Thursday, February 19, 2009

fuck you Steve Jobs

I'm upset by the lack of control and order I have over my emotions. I used to be able to rely on my impeccable sense of logic to help me through tough emotional times, but I find I use it less and less. My emotional side is beginning to seep into my logical side, and I'm scared that soon I won't be able to trust myself and how I feel about anything. There is a level of self sabotage we all keep buried inside us and fight, but mine has started to claw it's way to the surface. Although I am more confident in my choices then I have ever been, I find I also struggle with my definition of reality. The funny part is that I've never considered myself a dramatic person, in fact..I loathe people who crave and seek out negative drama in their life. Yet it seems I'm creating and building up personal/fictional drama in my head constantly, and not really acknowledging it because my logical side knows it's all bullshit. In conclusion I have no idea how I feel about anything in my life and beyond. I'm going to finish this blunt and shower, and perhaps scrub off a fraction of disdain.

Monday, February 16, 2009

do I even need to write this?

May I also add that I never plan on writing a single entry unless I am under the influence of beautiful,beautiful marijuana. Expect many posts about my soul. Many.

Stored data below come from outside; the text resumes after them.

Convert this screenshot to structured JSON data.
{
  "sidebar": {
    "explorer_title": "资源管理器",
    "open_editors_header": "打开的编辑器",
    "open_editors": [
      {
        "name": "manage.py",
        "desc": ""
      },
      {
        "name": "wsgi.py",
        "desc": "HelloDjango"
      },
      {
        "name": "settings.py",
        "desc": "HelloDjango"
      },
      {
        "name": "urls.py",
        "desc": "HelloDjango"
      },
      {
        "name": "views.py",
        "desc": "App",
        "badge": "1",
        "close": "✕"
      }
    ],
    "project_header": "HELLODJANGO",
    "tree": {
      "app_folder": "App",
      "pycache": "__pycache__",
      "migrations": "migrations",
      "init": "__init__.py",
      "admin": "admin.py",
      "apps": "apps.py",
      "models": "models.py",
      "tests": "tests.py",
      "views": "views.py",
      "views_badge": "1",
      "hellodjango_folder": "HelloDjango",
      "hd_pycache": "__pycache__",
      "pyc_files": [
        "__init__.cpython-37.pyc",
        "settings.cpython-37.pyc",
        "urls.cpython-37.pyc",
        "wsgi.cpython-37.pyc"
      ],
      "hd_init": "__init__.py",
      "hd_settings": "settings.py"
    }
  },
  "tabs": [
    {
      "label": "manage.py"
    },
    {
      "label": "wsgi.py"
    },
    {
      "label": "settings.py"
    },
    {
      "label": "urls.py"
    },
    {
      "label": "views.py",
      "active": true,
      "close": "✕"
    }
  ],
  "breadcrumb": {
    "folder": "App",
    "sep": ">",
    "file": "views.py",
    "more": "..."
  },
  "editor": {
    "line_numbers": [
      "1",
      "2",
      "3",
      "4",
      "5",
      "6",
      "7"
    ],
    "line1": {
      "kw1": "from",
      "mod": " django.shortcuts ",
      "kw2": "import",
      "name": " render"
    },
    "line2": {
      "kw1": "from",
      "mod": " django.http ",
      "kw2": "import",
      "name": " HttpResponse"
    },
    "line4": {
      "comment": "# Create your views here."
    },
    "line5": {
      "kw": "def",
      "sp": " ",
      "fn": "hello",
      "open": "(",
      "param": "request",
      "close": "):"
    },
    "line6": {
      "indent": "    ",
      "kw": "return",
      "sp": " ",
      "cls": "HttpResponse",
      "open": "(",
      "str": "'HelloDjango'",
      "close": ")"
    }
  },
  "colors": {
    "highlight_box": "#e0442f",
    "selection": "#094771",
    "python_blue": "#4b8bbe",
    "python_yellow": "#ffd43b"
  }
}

the first wives club was a great movie

Being a young adult is indescribable. An over analyzer by nature,I find myself at times so overwhelmed by my own thoughts and desires that I shut down and become paralyzed by it. Yet I know at the core of my being there is an untouchable part of myself that I have only begun to recognize. A part of myself that is not just mine, but the unspoken connection we all have with each other as humans. There is a part in all of us that remains untouched, free from the lives we have created and settled into, free from predetermined views and media outpour. I know everyone has felt it at some time. For the first time in my life I'm just beginning to view myself as more then just...myself. I'm beginning to see myself more as a spirit on a human journey then just a human "dealing" with this life. I guess what it boils down to is this: If we give ourselves over to the possibility of spiritual eternity, then living as a human is just that much more beautiful.

the last cheeto

I will be using this blog to show off what writing skills I have, and also to reflect upon my fleeting and beautiful youth. I hope to use this as a sort of diary and consistently update it. While I have no single event occurring in my life to blog about, I feel random parts of my life need to be recorded and remembered and uh the internet is the best place to do that? Perhaps not, but perhaps none of us should have worn chokers in seventh grade.